Abe’s reform package relies heavily on a weaker Yen to increase exports, raise corporate profits, and fight deflation, but this is not materialising either. Since January 2016, the Bank of Japan has improvised a -0.1% interest rate on many reserves and yet the currency has still increased 18% vis-á-vis the US dollar since the new target rate. The asset purchasing programme, which has now been implemented at the ECB as well, has resulted in the Bank of Japan holding 38% of Japanese government bonds. This astonishing figure is more than double the 14% of US government bonds held by the Federal Reserve after its quantitative easing scheme under Bernanke and Yellen.

In a desperate attempt to finally revitalise Japan’s economy, many observers are pointing to helicopter money as a means to increase aggregate demand and hopefully economic output. While this has not been implemented at the central bank level, Abe’s cabinet did approve a 13.5 trillion stimulus programme in August that focuses on public works spending. The recent appointment of Toshihiro Nikai, a long advocate of this variety of spending, as Secretary-General of the Liberal Democratic Party signifies Abe’s commitment to this new plan.

There is one significant problem with this new plan—it isn’t new at all. Following the burst of the Japanese property bubble in the early 1990s, several administrations, notably that of SPJ PM Tomiichi Murayama, initiated massive stimulus programmes in civil projects to jumpstart the economy. In fact, the massive demise of this policy was even used in the United States to argue against the Obama administration’s American Reinvestment and Recovery Act. Like many Western nations, the plight of the Japanese economy is the result of structural forces that are regulatory, tax-related, and demographic.

In their reckless aim to artificially boost the economy, Abe and Kuroda both fail to realise this. While the BoJ Governor said in late 2015 that negative rates were not an option, he proceeded to implement them in January the following year. Any denial of prospective helicopter money directly from the BoJ should likewise be viewed as a tentative hope for the future, not as an actual policy position. After the pledge of a “comprehensive review”, the BoJ has now decided to begin a new yield-curve monitoring programme during the late September meeting.

A glimmer of hope once existed for the Japanese economy: the Trans-Pacific Partnership.
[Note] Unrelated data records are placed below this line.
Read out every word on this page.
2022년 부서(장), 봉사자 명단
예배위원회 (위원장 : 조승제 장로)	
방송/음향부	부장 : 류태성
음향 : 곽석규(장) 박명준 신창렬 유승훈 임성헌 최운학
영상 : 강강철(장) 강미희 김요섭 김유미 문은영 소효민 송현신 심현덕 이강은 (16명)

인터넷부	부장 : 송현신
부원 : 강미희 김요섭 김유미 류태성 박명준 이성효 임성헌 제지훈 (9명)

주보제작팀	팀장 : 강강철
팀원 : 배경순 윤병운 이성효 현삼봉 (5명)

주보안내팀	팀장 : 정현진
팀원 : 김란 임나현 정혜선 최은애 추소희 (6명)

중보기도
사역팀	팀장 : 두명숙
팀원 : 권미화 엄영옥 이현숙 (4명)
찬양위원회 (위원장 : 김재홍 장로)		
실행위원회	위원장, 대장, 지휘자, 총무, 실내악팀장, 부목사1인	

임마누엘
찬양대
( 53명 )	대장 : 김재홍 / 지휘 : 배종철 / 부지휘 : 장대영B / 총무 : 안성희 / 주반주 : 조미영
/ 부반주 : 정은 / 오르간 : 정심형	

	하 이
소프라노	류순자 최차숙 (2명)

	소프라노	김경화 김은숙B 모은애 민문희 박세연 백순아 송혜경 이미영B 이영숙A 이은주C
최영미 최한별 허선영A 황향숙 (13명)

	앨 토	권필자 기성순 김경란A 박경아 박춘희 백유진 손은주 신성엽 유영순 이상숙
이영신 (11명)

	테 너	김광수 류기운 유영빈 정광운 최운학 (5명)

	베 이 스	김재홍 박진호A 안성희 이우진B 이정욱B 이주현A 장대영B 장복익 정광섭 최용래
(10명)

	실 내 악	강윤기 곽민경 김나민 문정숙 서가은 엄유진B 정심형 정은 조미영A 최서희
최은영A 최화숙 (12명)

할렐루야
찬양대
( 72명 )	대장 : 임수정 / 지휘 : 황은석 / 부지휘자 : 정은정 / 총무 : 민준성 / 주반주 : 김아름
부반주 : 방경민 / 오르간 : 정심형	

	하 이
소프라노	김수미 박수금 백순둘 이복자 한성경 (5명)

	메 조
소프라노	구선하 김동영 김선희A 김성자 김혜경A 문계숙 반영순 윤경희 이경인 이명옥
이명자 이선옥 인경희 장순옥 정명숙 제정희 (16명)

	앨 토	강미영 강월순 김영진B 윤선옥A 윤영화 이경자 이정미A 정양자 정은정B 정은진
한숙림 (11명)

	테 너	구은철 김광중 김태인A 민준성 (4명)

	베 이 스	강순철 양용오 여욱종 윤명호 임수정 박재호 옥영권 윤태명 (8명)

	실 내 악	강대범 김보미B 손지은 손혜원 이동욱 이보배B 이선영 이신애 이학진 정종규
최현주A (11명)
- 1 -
Unfortunately, due to populist forces fuelled by demagogues such as Bernie Sanders in the Western world and the Renho-led Democratic Party’s opposition to the deal, this lifeline is unlikely to come to fruition.

As Japan’s international competitiveness continues to decline, leaders in both the BoJ and National Diet will attempt to employ any method possible to save future generations from malaise…

…except the ones that actually work.